Depuis leur arrivée au pouvoir le 15 août, les talibans, qui font du retour de la sécurité dans le pays après vingt ans de guerre leur priorité, sont confrontés à une vague d’attentats sanglants, menés par Daech. Sa branche locale, l’État islamique-Khorasan (EI-K), a ciblé ces dernières semaines les talibans et la minorité chiite afghane.

« Défi aux talibans »

Vendredi dernier, à Kunduz, à la même heure, un kamikaze a déclenché un gilet explosif dans la foule lors de la grande prière du vendredi à la mosquée chiite de Gozar-e-Sayed, tuant au moins une quarantaine de fidèles. L’attentat de Kunduz est l’attaque la plus meurtrière depuis le départ des troupes américaines du pays le 30 août.

L’EI-K, groupe sunnite rival des talibans et qui se présente comme le seul garant d’une vision rigoriste de l’islam, a ciblé à de très nombreuses reprises ces dernières années la minorité chiite, en particulier les hazaras, considérée comme « hérétique ». Les talibans eux-mêmes s’en sont souvent pris dans le passé aux chiites, qui représentent entre 10% et 20% de la population afghane (environ 40 millions d’habitants). Mais depuis leur arrivée au pouvoir, ils se sont dits déterminés à garantir leur sécurité.
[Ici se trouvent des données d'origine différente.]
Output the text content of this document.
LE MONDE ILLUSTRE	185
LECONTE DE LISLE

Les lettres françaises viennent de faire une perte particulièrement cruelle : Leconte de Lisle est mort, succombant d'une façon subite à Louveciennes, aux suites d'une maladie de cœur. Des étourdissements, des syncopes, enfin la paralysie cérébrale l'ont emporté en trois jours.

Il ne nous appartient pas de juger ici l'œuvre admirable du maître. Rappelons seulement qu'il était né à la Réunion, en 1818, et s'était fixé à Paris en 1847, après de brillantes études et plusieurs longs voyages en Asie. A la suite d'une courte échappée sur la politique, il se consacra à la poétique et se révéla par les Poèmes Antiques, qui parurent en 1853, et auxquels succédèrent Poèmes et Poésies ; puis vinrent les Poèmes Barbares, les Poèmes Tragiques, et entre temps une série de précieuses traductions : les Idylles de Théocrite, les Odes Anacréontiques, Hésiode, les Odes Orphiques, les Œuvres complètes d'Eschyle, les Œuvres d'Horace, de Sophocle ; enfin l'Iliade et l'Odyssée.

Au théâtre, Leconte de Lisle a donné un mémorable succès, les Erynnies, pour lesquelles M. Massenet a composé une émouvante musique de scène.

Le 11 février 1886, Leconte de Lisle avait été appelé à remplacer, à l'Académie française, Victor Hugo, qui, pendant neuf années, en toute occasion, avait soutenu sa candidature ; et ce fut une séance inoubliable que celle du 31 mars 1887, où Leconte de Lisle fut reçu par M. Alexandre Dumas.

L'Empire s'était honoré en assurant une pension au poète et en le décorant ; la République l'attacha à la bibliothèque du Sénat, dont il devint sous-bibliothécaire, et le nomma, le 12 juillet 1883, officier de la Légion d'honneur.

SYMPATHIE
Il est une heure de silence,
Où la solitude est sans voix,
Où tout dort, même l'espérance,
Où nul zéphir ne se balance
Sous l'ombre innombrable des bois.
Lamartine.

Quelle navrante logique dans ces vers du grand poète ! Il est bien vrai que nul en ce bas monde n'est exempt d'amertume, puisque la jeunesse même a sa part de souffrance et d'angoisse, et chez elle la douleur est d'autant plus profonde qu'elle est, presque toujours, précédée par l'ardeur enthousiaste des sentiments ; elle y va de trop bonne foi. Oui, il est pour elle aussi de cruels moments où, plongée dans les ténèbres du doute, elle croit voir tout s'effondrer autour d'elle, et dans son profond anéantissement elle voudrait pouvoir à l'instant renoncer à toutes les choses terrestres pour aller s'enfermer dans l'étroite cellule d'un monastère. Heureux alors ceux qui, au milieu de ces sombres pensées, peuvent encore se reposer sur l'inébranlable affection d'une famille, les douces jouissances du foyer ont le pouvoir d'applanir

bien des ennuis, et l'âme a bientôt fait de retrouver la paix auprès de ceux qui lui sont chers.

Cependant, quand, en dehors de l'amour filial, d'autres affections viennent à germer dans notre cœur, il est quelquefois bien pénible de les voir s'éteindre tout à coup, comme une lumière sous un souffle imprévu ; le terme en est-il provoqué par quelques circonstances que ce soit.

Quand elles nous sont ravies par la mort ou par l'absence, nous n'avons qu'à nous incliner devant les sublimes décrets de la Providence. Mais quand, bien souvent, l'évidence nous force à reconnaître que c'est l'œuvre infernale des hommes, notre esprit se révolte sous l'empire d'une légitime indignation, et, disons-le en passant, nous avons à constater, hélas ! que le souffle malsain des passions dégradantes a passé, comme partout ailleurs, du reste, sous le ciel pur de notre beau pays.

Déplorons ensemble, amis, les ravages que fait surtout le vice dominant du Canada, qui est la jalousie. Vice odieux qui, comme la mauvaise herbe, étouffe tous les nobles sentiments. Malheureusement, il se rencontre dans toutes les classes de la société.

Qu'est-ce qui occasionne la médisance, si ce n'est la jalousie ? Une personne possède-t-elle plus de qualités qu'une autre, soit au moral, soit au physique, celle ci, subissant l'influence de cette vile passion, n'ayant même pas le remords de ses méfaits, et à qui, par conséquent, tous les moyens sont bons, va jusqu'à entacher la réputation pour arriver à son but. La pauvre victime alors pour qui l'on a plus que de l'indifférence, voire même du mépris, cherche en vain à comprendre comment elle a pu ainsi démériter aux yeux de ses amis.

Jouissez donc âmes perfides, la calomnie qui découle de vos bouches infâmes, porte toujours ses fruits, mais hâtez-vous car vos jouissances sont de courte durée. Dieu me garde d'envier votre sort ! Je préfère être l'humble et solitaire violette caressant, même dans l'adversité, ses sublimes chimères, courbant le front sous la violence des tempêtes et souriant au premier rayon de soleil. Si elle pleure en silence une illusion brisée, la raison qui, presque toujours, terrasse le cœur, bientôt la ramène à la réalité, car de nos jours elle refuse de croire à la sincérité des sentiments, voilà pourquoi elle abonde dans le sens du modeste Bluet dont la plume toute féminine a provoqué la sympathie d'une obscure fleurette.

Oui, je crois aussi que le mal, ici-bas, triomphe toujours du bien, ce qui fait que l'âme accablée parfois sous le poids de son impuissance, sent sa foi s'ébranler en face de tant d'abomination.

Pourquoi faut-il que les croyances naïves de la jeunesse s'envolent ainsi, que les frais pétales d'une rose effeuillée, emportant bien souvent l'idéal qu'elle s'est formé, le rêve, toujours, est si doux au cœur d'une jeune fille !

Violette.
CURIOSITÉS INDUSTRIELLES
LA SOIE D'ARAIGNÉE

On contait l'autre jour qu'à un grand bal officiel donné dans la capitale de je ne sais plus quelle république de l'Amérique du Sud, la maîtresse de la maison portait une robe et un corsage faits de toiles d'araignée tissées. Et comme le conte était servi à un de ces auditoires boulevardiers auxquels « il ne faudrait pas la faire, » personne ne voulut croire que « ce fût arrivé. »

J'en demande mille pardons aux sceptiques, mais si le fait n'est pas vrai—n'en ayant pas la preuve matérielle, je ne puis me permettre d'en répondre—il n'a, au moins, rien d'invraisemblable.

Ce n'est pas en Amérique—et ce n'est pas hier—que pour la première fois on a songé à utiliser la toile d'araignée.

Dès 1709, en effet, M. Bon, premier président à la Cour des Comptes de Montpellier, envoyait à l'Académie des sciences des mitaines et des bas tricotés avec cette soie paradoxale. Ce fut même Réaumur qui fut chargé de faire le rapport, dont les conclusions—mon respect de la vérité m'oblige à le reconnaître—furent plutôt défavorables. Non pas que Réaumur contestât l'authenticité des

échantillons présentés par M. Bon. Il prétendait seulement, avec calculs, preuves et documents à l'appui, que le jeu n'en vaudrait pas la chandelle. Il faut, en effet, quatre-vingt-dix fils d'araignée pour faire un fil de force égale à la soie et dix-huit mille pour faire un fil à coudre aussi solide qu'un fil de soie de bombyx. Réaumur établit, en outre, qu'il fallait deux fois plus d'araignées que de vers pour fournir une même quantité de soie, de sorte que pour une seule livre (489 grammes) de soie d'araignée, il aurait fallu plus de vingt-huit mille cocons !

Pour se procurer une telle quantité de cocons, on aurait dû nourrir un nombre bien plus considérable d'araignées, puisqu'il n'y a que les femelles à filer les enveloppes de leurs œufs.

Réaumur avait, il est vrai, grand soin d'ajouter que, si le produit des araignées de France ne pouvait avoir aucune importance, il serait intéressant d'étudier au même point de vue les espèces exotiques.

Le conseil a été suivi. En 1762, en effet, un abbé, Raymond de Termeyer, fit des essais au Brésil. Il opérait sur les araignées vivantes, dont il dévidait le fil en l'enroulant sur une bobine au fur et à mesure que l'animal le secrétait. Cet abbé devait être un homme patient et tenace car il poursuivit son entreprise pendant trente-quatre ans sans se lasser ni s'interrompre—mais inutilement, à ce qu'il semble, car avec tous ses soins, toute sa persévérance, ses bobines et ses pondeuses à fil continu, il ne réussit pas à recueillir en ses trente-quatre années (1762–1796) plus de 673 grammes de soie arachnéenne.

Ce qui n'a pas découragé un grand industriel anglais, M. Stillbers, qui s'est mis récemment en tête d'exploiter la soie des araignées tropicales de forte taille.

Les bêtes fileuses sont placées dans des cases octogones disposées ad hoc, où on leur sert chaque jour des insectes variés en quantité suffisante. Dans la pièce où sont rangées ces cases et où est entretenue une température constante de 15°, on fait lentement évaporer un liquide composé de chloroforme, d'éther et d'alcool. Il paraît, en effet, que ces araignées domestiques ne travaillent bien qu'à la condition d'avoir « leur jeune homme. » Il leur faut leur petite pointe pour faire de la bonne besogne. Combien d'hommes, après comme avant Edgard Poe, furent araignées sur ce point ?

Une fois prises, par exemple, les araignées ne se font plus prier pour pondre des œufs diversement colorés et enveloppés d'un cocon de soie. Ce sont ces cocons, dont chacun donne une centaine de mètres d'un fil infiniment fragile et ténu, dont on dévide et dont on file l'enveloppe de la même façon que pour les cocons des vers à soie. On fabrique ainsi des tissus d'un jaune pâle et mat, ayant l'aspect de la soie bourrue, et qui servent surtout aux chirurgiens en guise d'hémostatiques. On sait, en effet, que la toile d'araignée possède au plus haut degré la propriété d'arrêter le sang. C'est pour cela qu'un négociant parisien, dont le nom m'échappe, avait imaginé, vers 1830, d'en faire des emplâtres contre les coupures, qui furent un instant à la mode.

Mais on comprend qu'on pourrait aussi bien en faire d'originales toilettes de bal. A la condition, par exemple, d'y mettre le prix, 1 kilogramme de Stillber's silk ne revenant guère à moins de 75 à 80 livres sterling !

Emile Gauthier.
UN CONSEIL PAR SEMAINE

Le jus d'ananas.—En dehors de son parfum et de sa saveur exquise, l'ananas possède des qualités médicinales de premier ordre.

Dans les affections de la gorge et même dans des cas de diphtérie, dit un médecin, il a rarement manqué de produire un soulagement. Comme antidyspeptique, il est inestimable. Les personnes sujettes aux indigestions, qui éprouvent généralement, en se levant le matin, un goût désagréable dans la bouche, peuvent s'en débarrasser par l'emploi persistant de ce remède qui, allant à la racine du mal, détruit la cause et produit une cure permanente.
Cette attaque est « un défi lancé aux talibans qui prétendent détenir le contrôle du pays », analyse Abdul Sayed, chercheur spécialisé dans le suivi des groupes jihadistes afghans pour la plateforme ExTrac. « S’ils ne peuvent pas protéger Kandahar d’une attaque de l’EI-K, comment pourraient-ils protéger le reste du pays de l’EI-K ? », pointe l’analyste.